Recently Stephanie Avakian (Director of the SEC’s Division of Enforcement) gave this speech in which she touched upon a variety of enforcement topics.
This post excerpts certain portions of Avakian’s speech regarding the quality, nature, and effectiveness of SEC enforcement efforts, individual accountability, and the time it takes to complete an investigation and enforcement action.
Starting with the numbers, Avakian stated:
“In fiscal year 2019, the Commission obtained financial remedies of $4.3 billion dollars. That is the highest the Commission has ever obtained in a single year – at least since 2002, which is as far back as we reliably track this metric. What’s more, I can tell you now that we are going to surpass that amount this fiscal year.
These numbers provide some measurement, but they do not adequately convey the quality, nature, and effectiveness of our efforts. For that, we have to ask questions like: Did we focus on the most serious violations? Did we obtain meaningful punishments that deter unlawful conduct? Did we incapacitate wrongdoers? Did we recoup ill-gotten gains and return money to investors? […] I am going to discuss a few efforts I think answer those questions and merit highlighting.”
One area Avakian mentioned was the FCPA and she stated:
“[W]e have continued to be very active. A few cases to note include actions against Novartis, after subsidiaries engaged in schemes to make improper payments or provide benefits to healthcare providers in South Korea, Vietnam, and Greece in exchange for prescribing or using certain products; Ericsson for engaging in a large-scale bribery scheme involving the use of sham consultants to secretly funnel money to government officials in multiple countries; and Telia – which is a good example of international cooperation – for offering and paying at least $330 million in bribes to win business in Uzbekistan.”
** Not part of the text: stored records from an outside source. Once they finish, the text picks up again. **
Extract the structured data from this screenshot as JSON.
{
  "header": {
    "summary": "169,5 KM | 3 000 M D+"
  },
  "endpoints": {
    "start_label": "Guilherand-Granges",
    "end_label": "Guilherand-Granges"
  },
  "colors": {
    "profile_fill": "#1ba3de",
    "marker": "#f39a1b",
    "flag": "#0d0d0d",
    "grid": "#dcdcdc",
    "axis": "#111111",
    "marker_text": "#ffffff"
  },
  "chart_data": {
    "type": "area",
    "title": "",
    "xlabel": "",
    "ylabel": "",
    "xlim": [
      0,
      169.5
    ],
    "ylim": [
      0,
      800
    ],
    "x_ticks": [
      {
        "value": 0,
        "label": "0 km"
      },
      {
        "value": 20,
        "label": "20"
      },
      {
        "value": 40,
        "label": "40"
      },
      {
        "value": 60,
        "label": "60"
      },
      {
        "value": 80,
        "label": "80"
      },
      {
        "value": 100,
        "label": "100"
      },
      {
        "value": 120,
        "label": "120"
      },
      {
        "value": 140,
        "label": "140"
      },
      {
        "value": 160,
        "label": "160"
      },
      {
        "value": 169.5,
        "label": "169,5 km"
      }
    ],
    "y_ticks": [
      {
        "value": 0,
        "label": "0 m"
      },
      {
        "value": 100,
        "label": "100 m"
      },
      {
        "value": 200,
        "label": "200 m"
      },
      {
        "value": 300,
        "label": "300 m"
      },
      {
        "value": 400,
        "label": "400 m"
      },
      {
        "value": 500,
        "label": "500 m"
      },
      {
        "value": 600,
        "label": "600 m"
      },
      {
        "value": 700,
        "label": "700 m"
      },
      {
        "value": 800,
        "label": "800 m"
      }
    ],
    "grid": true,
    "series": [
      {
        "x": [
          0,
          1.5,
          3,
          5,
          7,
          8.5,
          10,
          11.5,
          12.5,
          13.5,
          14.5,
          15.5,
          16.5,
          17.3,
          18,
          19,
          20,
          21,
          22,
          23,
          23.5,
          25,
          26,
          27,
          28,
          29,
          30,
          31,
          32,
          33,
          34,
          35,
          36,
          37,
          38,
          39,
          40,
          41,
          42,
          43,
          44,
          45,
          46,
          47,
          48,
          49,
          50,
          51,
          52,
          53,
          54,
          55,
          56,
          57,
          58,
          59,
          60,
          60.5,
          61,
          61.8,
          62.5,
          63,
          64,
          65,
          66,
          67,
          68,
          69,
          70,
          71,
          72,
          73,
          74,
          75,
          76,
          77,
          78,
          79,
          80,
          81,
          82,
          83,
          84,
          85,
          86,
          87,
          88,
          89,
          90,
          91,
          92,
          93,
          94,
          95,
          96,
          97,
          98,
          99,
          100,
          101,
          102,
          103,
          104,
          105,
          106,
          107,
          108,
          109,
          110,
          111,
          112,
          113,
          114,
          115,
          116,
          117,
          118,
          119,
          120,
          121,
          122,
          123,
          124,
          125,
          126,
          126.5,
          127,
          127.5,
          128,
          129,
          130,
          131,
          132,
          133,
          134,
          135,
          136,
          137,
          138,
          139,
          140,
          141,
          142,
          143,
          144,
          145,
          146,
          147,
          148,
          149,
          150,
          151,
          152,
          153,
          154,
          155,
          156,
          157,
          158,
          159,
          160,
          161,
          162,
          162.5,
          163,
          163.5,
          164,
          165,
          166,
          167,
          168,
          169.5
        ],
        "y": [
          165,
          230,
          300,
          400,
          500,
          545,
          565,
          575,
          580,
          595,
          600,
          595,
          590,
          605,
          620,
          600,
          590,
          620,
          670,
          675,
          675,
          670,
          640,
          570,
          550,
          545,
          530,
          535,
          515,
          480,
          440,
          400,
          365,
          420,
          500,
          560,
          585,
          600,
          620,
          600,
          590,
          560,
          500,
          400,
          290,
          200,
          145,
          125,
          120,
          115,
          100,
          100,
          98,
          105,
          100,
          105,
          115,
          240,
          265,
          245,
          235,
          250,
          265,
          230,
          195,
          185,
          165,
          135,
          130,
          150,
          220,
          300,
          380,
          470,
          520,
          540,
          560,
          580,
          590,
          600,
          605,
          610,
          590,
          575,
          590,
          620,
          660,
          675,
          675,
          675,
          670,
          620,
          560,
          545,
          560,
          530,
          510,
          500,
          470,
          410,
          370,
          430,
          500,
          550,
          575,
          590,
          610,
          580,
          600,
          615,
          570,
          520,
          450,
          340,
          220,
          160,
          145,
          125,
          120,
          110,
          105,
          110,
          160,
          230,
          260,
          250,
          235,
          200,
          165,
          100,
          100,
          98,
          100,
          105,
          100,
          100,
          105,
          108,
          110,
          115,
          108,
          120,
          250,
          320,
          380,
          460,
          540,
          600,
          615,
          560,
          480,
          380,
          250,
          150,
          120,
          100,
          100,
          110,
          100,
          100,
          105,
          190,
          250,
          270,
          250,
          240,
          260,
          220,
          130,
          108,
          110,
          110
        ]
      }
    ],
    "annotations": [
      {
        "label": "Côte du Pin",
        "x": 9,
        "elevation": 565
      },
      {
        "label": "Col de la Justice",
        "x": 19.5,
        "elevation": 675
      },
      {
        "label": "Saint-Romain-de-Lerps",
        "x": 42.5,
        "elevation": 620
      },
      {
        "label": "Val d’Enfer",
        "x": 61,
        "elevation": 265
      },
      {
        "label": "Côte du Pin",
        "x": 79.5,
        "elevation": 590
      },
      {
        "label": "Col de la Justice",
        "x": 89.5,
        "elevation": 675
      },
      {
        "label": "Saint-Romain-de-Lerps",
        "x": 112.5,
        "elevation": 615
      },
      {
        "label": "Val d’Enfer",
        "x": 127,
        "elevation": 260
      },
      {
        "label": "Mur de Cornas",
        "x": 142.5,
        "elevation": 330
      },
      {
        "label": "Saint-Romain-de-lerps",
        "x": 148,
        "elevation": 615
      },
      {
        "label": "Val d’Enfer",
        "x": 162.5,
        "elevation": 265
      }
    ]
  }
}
In any event, given the questions Avakian posed (including “did we obtain meaningful punishments that deter unlawful conduct”), it is interesting that she highlighted the Novartis action.
As highlighted in this prior post, in 2016 Novartis coughed up $25 million to resolve a SEC FCPA enforcement action. As a condition of settlement, the SEC ordered Novartis to cease and desist from committing or causing any violations and any future violations of the FCPA’s books and records and internal controls provisions.
Yet in June Novartis joined the FCPA repeat offender club by agreeing to another FCPA settlement – this time for approximately $347 million (see here).
As to Avakian’s question “did we recoup ill-gotten gains and return money to investors,” in SEC FCPA enforcement actions the answer is (believed to) universally no. Indeed, as highlighted in this prior post during oral argument at the Supreme Court in March in Liu v. SEC the Deputy Solicitor General stated:
“… [A]s an empirical matter, the SEC tries to return the money to investors when it can, and we’re largely successful in doing that. Now there is a category of cases like the FCPA cases, the Foreign Corrupt Practices Act cases, where sometimes we do get big judgments. They’re not returned to investors because there really is no obvious universe of individual victims from an FCPA violation.”
Avakian also talked about individual accountability and stated:
“[A] critical part of our program continues to be seeking to deter wrongdoing by holding individuals accountable – which we do in roughly 70% of cases over time.”
However, as highlighted in this prior post, since 2016 approximately 80% of corporate SEC FCPA enforcement actions have not resulted in any related SEC charges against company employees. Thus far in 2020, there have been 6 corporate SEC enforcement actions and 5 of those 6 (83%) have not resulted in any related SEC charges against company employees. As highlighted in this prior post, in 2019 85% of corporate SEC FCPA enforcement actions have not resulted in any related SEC charges against company employees.
Avakian next talked about resource allocation and stated that one thing the SEC has done to “maximize resource allocation was to try to shorten the amount of time it takes to complete investigations and bring cases.”
In the FCPA context, this statement is laughable.
As highlighted in this prior post, 4.5 years was the approximate median length of time companies that resolved FCPA enforcement actions in 2019 were under scrutiny.